A husband sues a pharmaceutical company alleging that the medication it manufactured suffered from design defect and caused his wife to suffer severe injuries.
Design-defect claims brought against pharmaceutical manufacturers are evaluated using risk-utility analysis.
Clyde Bryant (Plaintiff) sued Hoffmann-La Roche, Inc. (Defendant) after his wife Carolyn Bryant collapsed at the bottom of the stairs. She suffered severe brain injuries as a result. Carolyn was taking Betapace and Posicor to treat cardiovascular problems and high blood pressure, respectively. Plaintiff sued Defendant under design defect liability, alleging that the combination of Posicor with another drug caused Carolyn’s injuries. Plaintiff provided expert witness testimony suggesting that Posicor, manufactured by Defendant, was defectively designed and not properly tested prior to be placed on the market and sold.
Whether design-defect claims brought against pharmaceutical manufacturers should be evaluated using risk- utility analysis.

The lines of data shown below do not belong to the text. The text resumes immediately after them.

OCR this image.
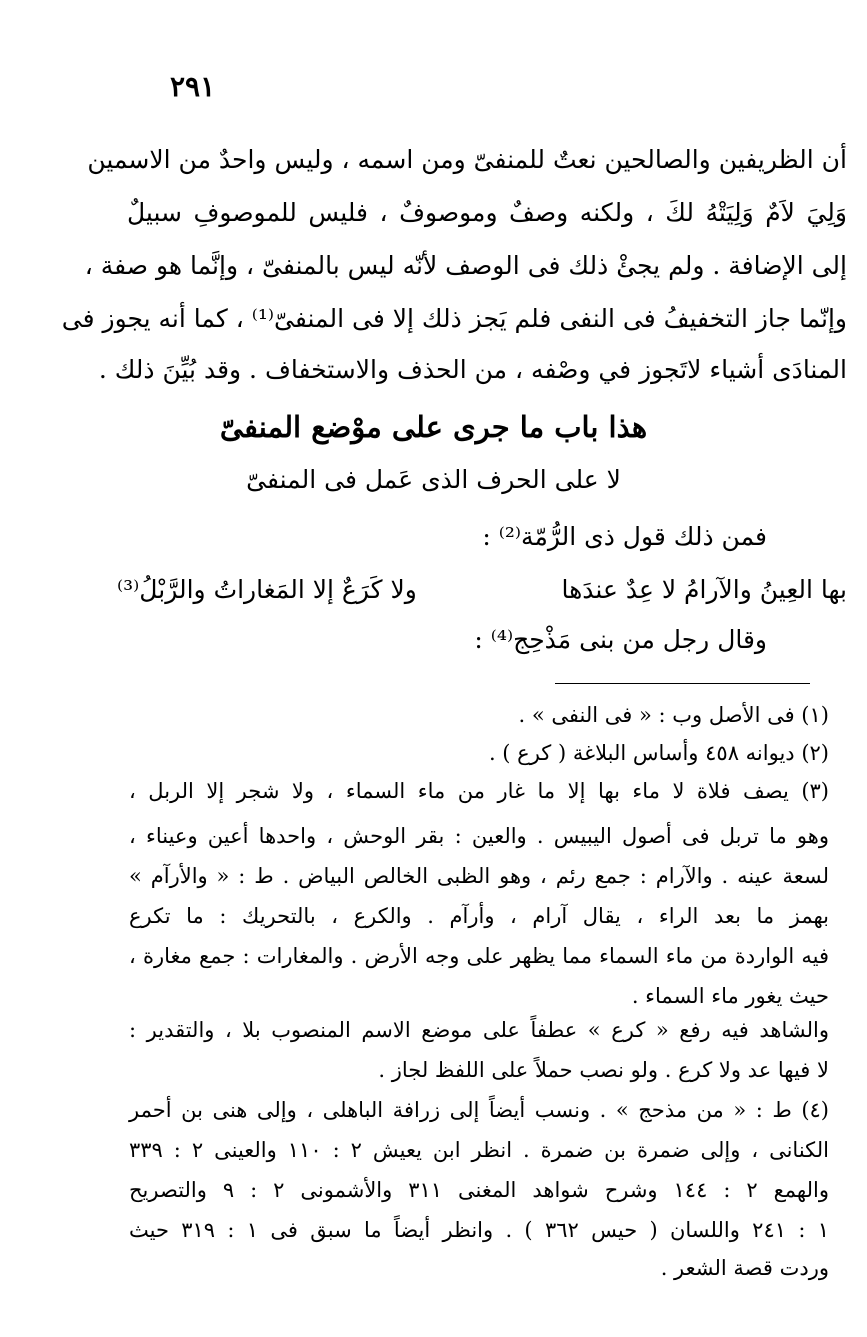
٢٩١
أن الظريفين والصالحين نعتٌ للمنفىّ ومن اسمه ، وليس واحدٌ من الاسمين
وَلِيَ لاَمٌ وَلِيَتْهُ لكَ ، ولكنه وصفٌ وموصوفٌ ، فليس للموصوفِ سبيلٌ
إلى الإضافة . ولم يجئْ ذلك فى الوصف لأنّه ليس بالمنفىّ ، وإنَّما هو صفة ،
وإنّما جاز التخفيفُ فى النفى فلم يَجز ذلك إلا فى المنفىّ⁽¹⁾ ، كما أنه يجوز فى
المنادَى أشياء لاتَجوز في وصْفه ، من الحذف والاستخفاف . وقد بُيِّنَ ذلك .
هذا باب ما جرى على موْضع المنفىّ
لا على الحرف الذى عَمل فى المنفىّ
فمن ذلك قول ذى الرُّمّة⁽²⁾ :
بها العِينُ والآرامُ لا عِدٌ عندَها
ولا كَرَعٌ إلا المَغاراتُ والرَّبْلُ⁽³⁾
وقال رجل من بنى مَذْحِج⁽⁴⁾ :
(١) فى الأصل وب : « فى النفى » .
(٢) ديوانه ٤٥٨ وأساس البلاغة ( كرع ) .
(٣) يصف فلاة لا ماء بها إلا ما غار من ماء السماء ، ولا شجر إلا الربل ،
وهو ما تربل فى أصول اليبيس . والعين : بقر الوحش ، واحدها أعين وعيناء ،
لسعة عينه . والآرام : جمع رئم ، وهو الظبى الخالص البياض . ط : « والأرآم »
بهمز ما بعد الراء ، يقال آرام ، وأرآم . والكرع ، بالتحريك : ما تكرع
فيه الواردة من ماء السماء مما يظهر على وجه الأرض . والمغارات : جمع مغارة ،
حيث يغور ماء السماء .
والشاهد فيه رفع « كرع » عطفاً على موضع الاسم المنصوب بلا ، والتقدير :
لا فيها عد ولا كرع . ولو نصب حملاً على اللفظ لجاز .
(٤) ط : « من مذحج » . ونسب أيضاً إلى زرافة الباهلى ، وإلى هنى بن أحمر
الكنانى ، وإلى ضمرة بن ضمرة . انظر ابن يعيش ٢ : ١١٠ والعينى ٢ : ٣٣٩
والهمع ٢ : ١٤٤ وشرح شواهد المغنى ٣١١ والأشمونى ٢ : ٩ والتصريح
١ : ٢٤١ واللسان ( حيس ٣٦٢ ) . وانظر أيضاً ما سبق فى ١ : ٣١٩ حيث
وردت قصة الشعر .
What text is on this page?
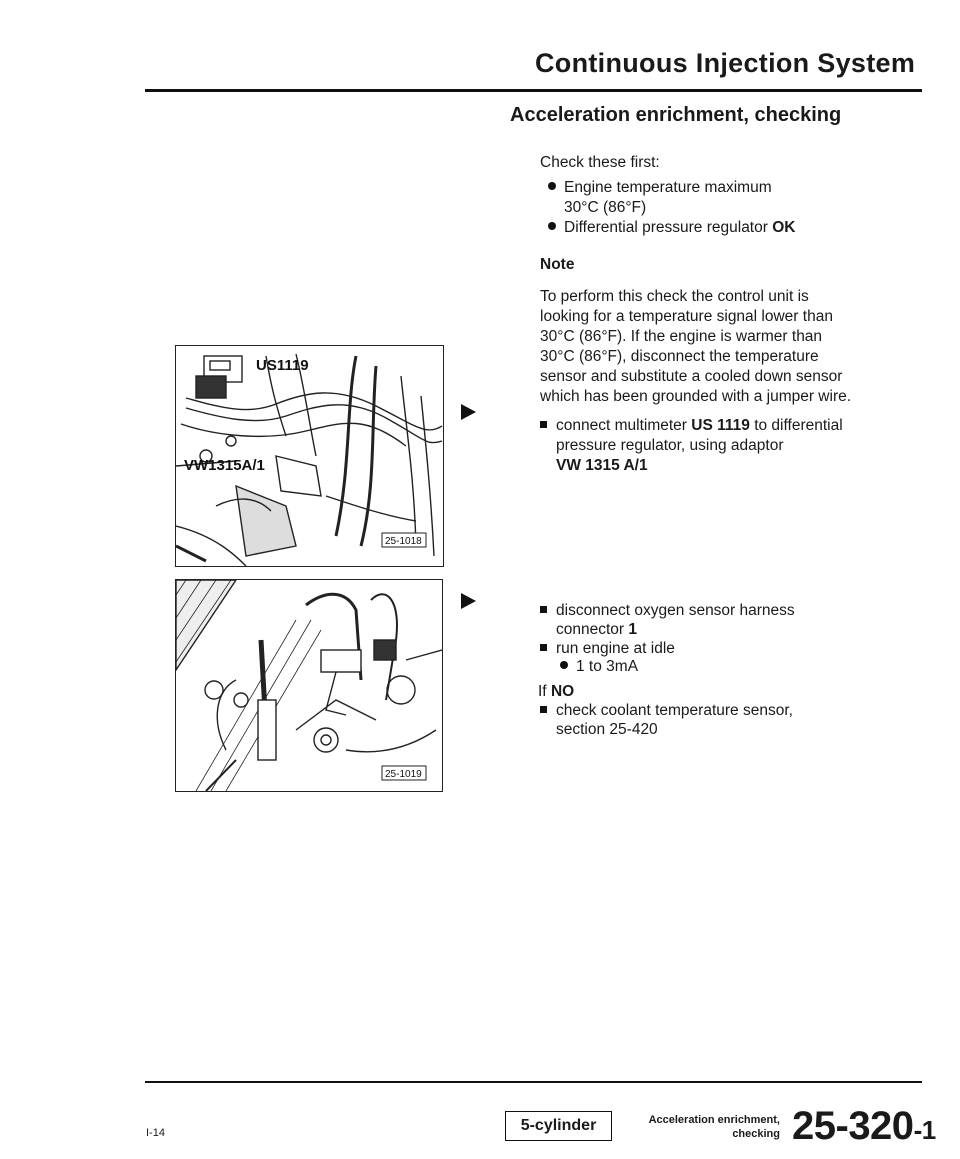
Continuous Injection System
Acceleration enrichment, checking
Check these first:
Engine temperature maximum
30°C (86°F)
Differential pressure regulator OK
Note
To perform this check the control unit is
looking for a temperature signal lower than
30°C (86°F). If the engine is warmer than
30°C (86°F), disconnect the temperature
sensor and substitute a cooled down sensor
which has been grounded with a jumper wire.
connect multimeter US 1119 to differential
pressure regulator, using adaptor
VW 1315 A/1
disconnect oxygen sensor harness
connector 1
run engine at idle
1 to 3mA
If NO
check coolant temperature sensor,
section 25-420
US1119
VW1315A/1
25-1018
25-1019
I-14	5-cylinder	Acceleration enrichment,
checking 25-320-1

Yes. The majority view is design-defect claims brought against pharmaceutical manufacturers are evaluated using risk-utility analysis. A pharmaceutical manufactured will not be subjected to strict liability for design defects when (1) the product is properly manufactured and has sufficient warnings, (2) the benefits of using the product allow for risks associated with using the product, and (3) there was no safer alternative available at the time of the manufacture of the drug. The trial court did not properly apply the above analysis before dismissing Plaintiff’s case. Plaintiff provided adequate expert testimony that Posicor was defective in its design and Defendant failed to properly test the drug for deficiencies before placing it on the market. Expert testimony was enough to create an issue fact concerning the defective design of Posicor. Further Defendant failed to show why it should be granted immunity from strict liability for design-defect. As a result, trial court incorrectly granted summary judgment in favor of Defendant.
For claims of design-defect, the majority courts must evaluate the claim using risk-utility analysis.